AAPB has preserved more than 800 full-length interviews filmed for American Masters with cultural luminaries such as David Bowie, Yoko Ono, Robert Plant, Tim Burton, Nora Ephron, Denzel Washington, Carol Burnett, Andrew Lloyd Webber, Quincy Jones and Jimmy Carter. The interviews, digitized for In Their Own Words: The American Masters Digital Archive and the American Masters Podcast, will be archived for long-term storage at the Library of Congress to ensure their survival for future generations.
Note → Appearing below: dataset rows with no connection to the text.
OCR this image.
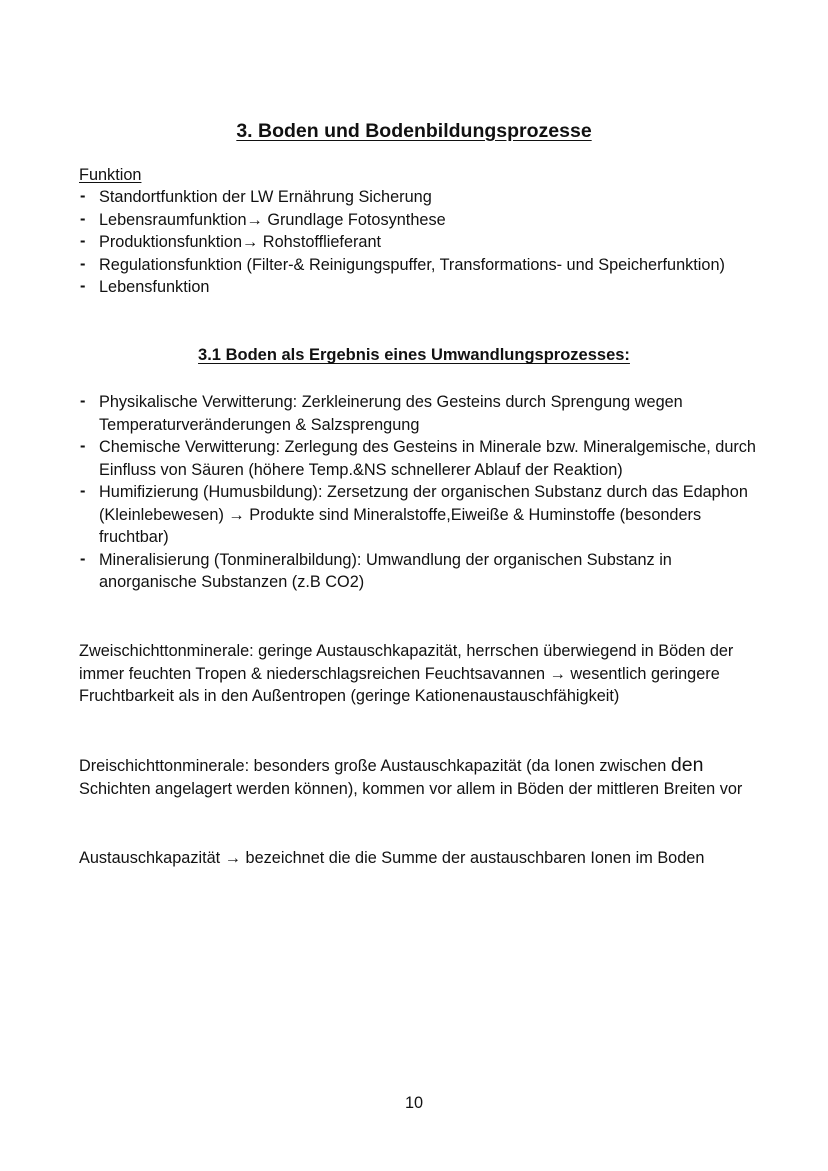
3. Boden und Bodenbildungsprozesse
Funktion
- Standortfunktion der LW Ernährung Sicherung
- Lebensraumfunktion→ Grundlage Fotosynthese
- Produktionsfunktion→ Rohstofflieferant
- Regulationsfunktion (Filter-& Reinigungspuffer, Transformations- und Speicherfunktion)
- Lebensfunktion
3.1 Boden als Ergebnis eines Umwandlungsprozesses:
- Physikalische Verwitterung: Zerkleinerung des Gesteins durch Sprengung wegen Temperaturveränderungen & Salzsprengung
- Chemische Verwitterung: Zerlegung des Gesteins in Minerale bzw. Mineralgemische, durch Einfluss von Säuren (höhere Temp.&NS schnellerer Ablauf der Reaktion)
- Humifizierung (Humusbildung): Zersetzung der organischen Substanz durch das Edaphon (Kleinlebewesen) → Produkte sind Mineralstoffe,Eiweiße & Huminstoffe (besonders fruchtbar)
- Mineralisierung (Tonmineralbildung): Umwandlung der organischen Substanz in anorganische Substanzen (z.B CO2)

Zweischichttonminerale: geringe Austauschkapazität, herrschen überwiegend in Böden der immer feuchten Tropen & niederschlagsreichen Feuchtsavannen → wesentlich geringere Fruchtbarkeit als in den Außentropen (geringe Kationenaustauschfähigkeit)

Dreischichttonminerale: besonders große Austauschkapazität (da Ionen zwischen den Schichten angelagert werden können), kommen vor allem in Böden der mittleren Breiten vor

Austauschkapazität → bezeichnet die die Summe der austauschbaren Ionen im Boden

10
Researchers can access the full collection on location at the Library of Congress and at WGBH. Information about the American Masters collection is available at http://americanarchive.org/special_collections/american-masters-interviews.
 
The AAPB is a national effort to preserve at-risk public media and provide a central web portal for access to the programming that public stations and producers have created over the past 60 years. In its initial phase, the AAPB digitized approximately 40,000 hours of radio and television programming and related materials selected by more than 100 public media stations and organizations across the country. The entire collection is available for research on location at the Library of Congress and WGBH, and currently more than 20,000 programs are available in the AAPB’s Online Reading Room at americanarchive.org to anyone in the United States.
 
– – –
About WGBH
WGBH Boston is America’s preeminent public broadcaster and the largest producer of PBS content for TV and the Web, including Masterpiece, Antiques Roadshow, Frontline, Nova, American Experience, Arthur and more than a dozen other prime-time, lifestyle, and children’s series. WGBH also is a leader in educational multimedia, including PBS LearningMedia™, and a pioneer in technologies and services that make media accessible to the 36 million Americans who are deaf, hard of hearing, blind, or visually impaired. WGBH has been recognized with hundreds of honors: Emmys, Peabodys, duPont-Columbia Awards…even two Oscars. Find more information at www.wgbh.org.
 
About the Library of Congress
The Library of Congress is the world’s largest library, offering access to the creative record of the United States – and extensive materials from around the world – both on site and online. It is the main research arm of the U.S. Congress and the home of the U.S. Copyright Office.  Explore collections, reference services and other programs and plan a visit at loc.gov, access the official site for U.S. federal legislative information at congress.gov and register creative works of authorship atcopyright.gov.
 
About the American Archive of Public Broadcasting
The American Archive of Public Broadcasting (AAPB) is a collaboration between the Library of Congress and the WGBH Educational Foundation to coordinate a national effort to preserve at-risk public media before its content is lost to posterity and provide a central web portal for access to the unique programming that public stations have aired over the past 60 years. To date, over 40,000 hours of television and radio programming contributed by more than 100 public media organizations and archives across the United States have been digitized for long-term preservation and access. The entire collection is available on location at the Library of Congress and WGBH, and more than 20,000 programs are available online atamericanarchive.org.